Merhaba kitap dostları
Kitabın başından sonuna kadar, Emily'yi hep takdir ettim , Aşk gözlüğü takanların hataları görmediği gibi , Aşk tıkacı takanların da birçok şeyi duymadıklarını öğrendim. Geçmişimizin peşimizi hiç bırakmadığını , yıllar geçse de yanımızda , yanıbaşımızda bizimle birlikte yol aldığını bu eser sayesinde bir kez daha anladım...
Emily ,günlüğü ve esrarengiz mektupları okurken kendimi onun yerine koydum...
Emily, günlükleri ve mektupları okurken nasıl bir acı hissettiyse onun kadar olmasa da o acıyı hissettim, Emily'nin hüznüne ortak oldum, çabucak bitsin de kurtulayım dediğim bir eser olmadı kesinlikle.
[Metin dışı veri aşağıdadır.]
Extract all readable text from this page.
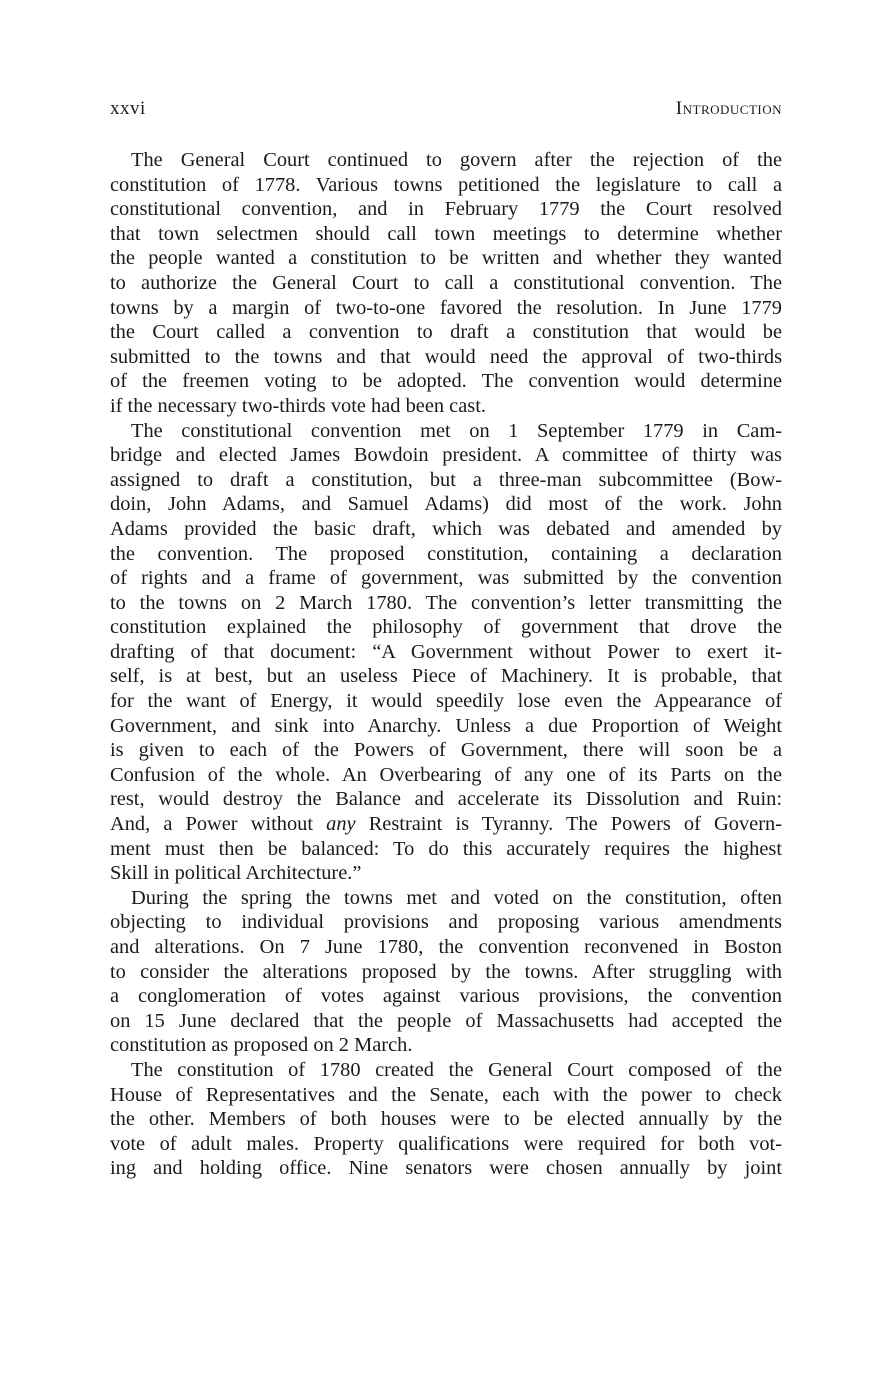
xxvi	Introduction
The General Court continued to govern after the rejection of the
constitution of 1778. Various towns petitioned the legislature to call a
constitutional convention, and in February 1779 the Court resolved
that town selectmen should call town meetings to determine whether
the people wanted a constitution to be written and whether they wanted
to authorize the General Court to call a constitutional convention. The
towns by a margin of two-to-one favored the resolution. In June 1779
the Court called a convention to draft a constitution that would be
submitted to the towns and that would need the approval of two-thirds
of the freemen voting to be adopted. The convention would determine
if the necessary two-thirds vote had been cast.
The constitutional convention met on 1 September 1779 in Cam-
bridge and elected James Bowdoin president. A committee of thirty was
assigned to draft a constitution, but a three-man subcommittee (Bow-
doin, John Adams, and Samuel Adams) did most of the work. John
Adams provided the basic draft, which was debated and amended by
the convention. The proposed constitution, containing a declaration
of rights and a frame of government, was submitted by the convention
to the towns on 2 March 1780. The convention’s letter transmitting the
constitution explained the philosophy of government that drove the
drafting of that document: “A Government without Power to exert it-
self, is at best, but an useless Piece of Machinery. It is probable, that
for the want of Energy, it would speedily lose even the Appearance of
Government, and sink into Anarchy. Unless a due Proportion of Weight
is given to each of the Powers of Government, there will soon be a
Confusion of the whole. An Overbearing of any one of its Parts on the
rest, would destroy the Balance and accelerate its Dissolution and Ruin:
And, a Power without any Restraint is Tyranny. The Powers of Govern-
ment must then be balanced: To do this accurately requires the highest
Skill in political Architecture.”
During the spring the towns met and voted on the constitution, often
objecting to individual provisions and proposing various amendments
and alterations. On 7 June 1780, the convention reconvened in Boston
to consider the alterations proposed by the towns. After struggling with
a conglomeration of votes against various provisions, the convention
on 15 June declared that the people of Massachusetts had accepted the
constitution as proposed on 2 March.
The constitution of 1780 created the General Court composed of the
House of Representatives and the Senate, each with the power to check
the other. Members of both houses were to be elected annually by the
vote of adult males. Property qualifications were required for both vot-
ing and holding office. Nine senators were chosen annually by joint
Bazen heyecanla kalp atışlarımın arttığı , bazen soluğumun kesildiği ,bazen hüzünlerin doruğa çıktığı ve sonunda hem aklımda hem kalbimde acı da olsa buruk bir huzur bıraktığı bir eser oldu...
İnanın bana bu eser , kitaplığa konulup tozlu raflar arasında unutulup eskitilmemeli , okunmalı,iyiki ,iyiki okumuşum dediğim eserler arasında yerini aldı...
Hayatta hiçbir şey göründüğü gibi değil !!! Yargıladığımız insanlara, bir de onların penceresinden bakarsak bunu çok daha iyi anlayacağımızı umuyorum.
İnsanların dili , dini , ırkı ne olursa olsun , hisler ve duygular aynı ırktan, aynı dinden ve aynı dilden konuşuyor... Yalnız anılar değil , derin aşklar da insanın peşini bırakmıyor , birbirine ait iki kalp ömrün sonuna kadar birlikte atıyor ve hayata birlikte veda ediyor...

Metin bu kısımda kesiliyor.